Rasulullah ﷺ melarang transaksi yang mengandung gharar.


3. Larangan Menipu dan Memalsukan

Penipuan dalam jual beli online adalah dosa besar.

Rasulullah ﷺ bersabda:

مَنْ غَشَّ فَلَيْسَ مِنَّا

“Barang siapa menipu maka ia bukan dari golongan kami.” (HR. Muslim, dari Abu Hurairah رضي الله عنه)

Contoh penipuan online:
— review palsu,
— diskon palsu,
— mempromosikan barang KW sebagai original,
— memanipulasi ongkos kirim,
— memalsukan resi pengiriman.


4. Akad Jual Beli yang Sah

Dalam fiqih, transaksi online masuk dalam kategori:

a. Jual beli biasa (al-bay’)

Pembeli membayar, penjual mengirim barang.

b. Salam

Pembeli membayar di awal, barang dikirim belakangan.

c. Istishna’

Pesanan barang yang dibuat khusus (custom order).

Akad harus jelas: jenis barang, jumlah, harga, waktu pengiriman, dan ketentuan retur.

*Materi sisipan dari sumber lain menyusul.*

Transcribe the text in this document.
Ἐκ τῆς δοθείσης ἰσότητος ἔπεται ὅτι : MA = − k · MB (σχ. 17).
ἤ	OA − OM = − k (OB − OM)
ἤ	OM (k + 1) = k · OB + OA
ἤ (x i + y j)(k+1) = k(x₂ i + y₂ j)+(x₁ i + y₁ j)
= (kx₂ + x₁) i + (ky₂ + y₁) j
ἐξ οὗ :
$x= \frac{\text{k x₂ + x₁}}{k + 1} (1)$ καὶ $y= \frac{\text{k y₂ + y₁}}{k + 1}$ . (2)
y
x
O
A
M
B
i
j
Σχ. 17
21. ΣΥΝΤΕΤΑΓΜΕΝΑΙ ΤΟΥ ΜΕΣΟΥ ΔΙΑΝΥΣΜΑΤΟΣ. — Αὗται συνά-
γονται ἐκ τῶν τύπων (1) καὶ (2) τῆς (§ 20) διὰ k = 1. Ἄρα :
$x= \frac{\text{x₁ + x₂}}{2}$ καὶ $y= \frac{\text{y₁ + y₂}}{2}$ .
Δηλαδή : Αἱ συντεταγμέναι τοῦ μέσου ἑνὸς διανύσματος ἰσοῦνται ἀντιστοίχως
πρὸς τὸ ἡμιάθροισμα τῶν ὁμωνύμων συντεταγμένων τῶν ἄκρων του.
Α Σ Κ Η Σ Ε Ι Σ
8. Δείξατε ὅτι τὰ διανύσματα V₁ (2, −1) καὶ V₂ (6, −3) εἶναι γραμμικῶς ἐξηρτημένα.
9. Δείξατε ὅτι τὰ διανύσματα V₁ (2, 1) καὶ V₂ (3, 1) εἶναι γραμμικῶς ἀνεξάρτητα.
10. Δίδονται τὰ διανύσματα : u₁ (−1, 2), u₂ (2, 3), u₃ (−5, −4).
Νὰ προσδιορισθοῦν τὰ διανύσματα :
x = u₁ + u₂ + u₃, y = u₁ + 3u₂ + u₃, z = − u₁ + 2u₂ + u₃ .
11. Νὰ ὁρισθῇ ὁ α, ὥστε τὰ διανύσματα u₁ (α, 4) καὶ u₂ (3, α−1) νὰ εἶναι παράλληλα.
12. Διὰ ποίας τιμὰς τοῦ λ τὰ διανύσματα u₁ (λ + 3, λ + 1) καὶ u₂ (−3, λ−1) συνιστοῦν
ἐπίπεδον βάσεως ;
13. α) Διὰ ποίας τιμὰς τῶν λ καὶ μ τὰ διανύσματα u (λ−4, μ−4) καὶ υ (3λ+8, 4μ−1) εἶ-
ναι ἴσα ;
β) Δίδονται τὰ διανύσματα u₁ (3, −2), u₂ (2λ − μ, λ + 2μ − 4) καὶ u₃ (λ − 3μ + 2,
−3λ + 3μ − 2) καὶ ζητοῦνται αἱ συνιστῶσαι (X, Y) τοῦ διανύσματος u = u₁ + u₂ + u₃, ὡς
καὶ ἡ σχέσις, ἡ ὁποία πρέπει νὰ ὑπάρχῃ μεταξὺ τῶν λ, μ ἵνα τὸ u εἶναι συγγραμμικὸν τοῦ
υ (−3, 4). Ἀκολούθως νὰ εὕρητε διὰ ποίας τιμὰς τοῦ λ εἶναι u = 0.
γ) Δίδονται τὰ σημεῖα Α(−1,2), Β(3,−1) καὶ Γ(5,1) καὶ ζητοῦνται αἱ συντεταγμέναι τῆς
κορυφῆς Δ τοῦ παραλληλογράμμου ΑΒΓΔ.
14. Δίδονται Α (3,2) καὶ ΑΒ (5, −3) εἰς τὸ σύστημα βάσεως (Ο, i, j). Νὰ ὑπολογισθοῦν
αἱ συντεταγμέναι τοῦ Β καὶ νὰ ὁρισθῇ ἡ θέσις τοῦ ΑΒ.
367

5. Harga Harus Jelas dan Tidak Mengandung Unsur Zalim

Harga tidak boleh samar atau berubah sepihak. Semua biaya tambahan harus dijelaskan sebelum pembayaran.

Allah ﷻ berfirman:

يَا أَيُّهَا الَّذِينَ آمَنُوا لَا تَأْكُلُوا أَمْوَالَكُمْ بَيْنَكُمْ بِالْبَاطِلِ

“Wahai orang-orang beriman, janganlah kalian memakan harta sesama kalian dengan cara yang batil.” (An-Nisā’: 29)

Termasuk transaksi batil:
— biaya tersembunyi,
— kenaikan harga tanpa pemberitahuan,
— penipuan ongkos kirim.


6. Larangan Riba dalam Fitur Pembayaran

Jual beli online sering menggunakan metode seperti paylater, kartu kredit, dan cicilan berbunga. Semua bentuk riba hukumnya haram.

Allah ﷻ berfirman:

يَمْحَقُ اللَّهُ الرِّبَا وَيُرْبِي الصَّدَقَاتِ

“Allah memusnahkan riba dan menyuburkan sedekah.” (Al-Baqarah: 276)

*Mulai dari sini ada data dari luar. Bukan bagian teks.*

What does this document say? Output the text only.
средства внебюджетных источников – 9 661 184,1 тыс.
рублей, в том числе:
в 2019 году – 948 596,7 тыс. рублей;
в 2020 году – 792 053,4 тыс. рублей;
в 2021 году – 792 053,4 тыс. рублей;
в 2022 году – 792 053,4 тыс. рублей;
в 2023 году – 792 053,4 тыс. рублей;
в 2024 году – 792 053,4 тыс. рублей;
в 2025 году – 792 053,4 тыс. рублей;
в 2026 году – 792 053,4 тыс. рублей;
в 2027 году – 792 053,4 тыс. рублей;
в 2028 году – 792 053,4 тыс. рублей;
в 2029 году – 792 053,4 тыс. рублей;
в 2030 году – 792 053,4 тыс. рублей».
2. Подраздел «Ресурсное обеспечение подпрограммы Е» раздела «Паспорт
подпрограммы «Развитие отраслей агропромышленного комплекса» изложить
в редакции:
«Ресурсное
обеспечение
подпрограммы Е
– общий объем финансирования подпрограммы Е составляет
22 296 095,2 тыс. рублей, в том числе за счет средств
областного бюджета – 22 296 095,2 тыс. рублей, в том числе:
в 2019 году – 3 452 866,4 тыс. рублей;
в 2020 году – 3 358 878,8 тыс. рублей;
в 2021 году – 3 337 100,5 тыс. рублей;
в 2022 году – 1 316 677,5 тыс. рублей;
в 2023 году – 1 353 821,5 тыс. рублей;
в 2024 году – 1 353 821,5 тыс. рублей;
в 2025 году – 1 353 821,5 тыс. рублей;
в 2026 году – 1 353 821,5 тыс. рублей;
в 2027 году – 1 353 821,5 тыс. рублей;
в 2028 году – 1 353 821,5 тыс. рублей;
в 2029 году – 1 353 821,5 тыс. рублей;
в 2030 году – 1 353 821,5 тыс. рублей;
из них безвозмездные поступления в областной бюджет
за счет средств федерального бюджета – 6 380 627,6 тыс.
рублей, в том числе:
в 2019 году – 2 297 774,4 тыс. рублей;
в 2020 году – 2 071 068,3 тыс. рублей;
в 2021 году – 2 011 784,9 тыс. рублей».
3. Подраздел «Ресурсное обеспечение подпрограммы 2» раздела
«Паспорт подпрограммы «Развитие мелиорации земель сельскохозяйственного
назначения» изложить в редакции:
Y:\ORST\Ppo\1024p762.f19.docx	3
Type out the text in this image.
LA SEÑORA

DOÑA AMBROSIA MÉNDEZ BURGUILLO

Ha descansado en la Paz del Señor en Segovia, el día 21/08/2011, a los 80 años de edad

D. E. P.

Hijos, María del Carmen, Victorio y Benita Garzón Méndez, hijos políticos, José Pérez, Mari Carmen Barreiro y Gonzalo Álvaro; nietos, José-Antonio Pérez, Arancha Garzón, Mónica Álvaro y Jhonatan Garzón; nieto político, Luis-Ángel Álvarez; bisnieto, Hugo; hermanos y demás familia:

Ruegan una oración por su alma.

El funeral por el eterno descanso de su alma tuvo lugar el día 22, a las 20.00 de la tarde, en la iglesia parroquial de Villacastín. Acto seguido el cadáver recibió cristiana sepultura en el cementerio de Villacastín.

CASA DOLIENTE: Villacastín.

Fasilitas cicilan boleh digunakan jika:
tanpa bunga,
— biaya administrasi flat bukan persen,
— tidak ada penalti keterlambatan.


7. Hak Khiyar (Retur / Komplain)

Dalam jual beli online, pembeli berhak mengajukan komplain atau retur apabila barang tidak sesuai.

Rasulullah ﷺ bersabda:

الْبَيِّعَانِ بِالْخِيَارِ مَا لَمْ يَتَفَرَّقَا

“Penjual dan pembeli memiliki hak memilih selama mereka belum berpisah.” (HR. Al-Bukhari dan Muslim, dari Abdullah bin Umar رضي الله عنهما)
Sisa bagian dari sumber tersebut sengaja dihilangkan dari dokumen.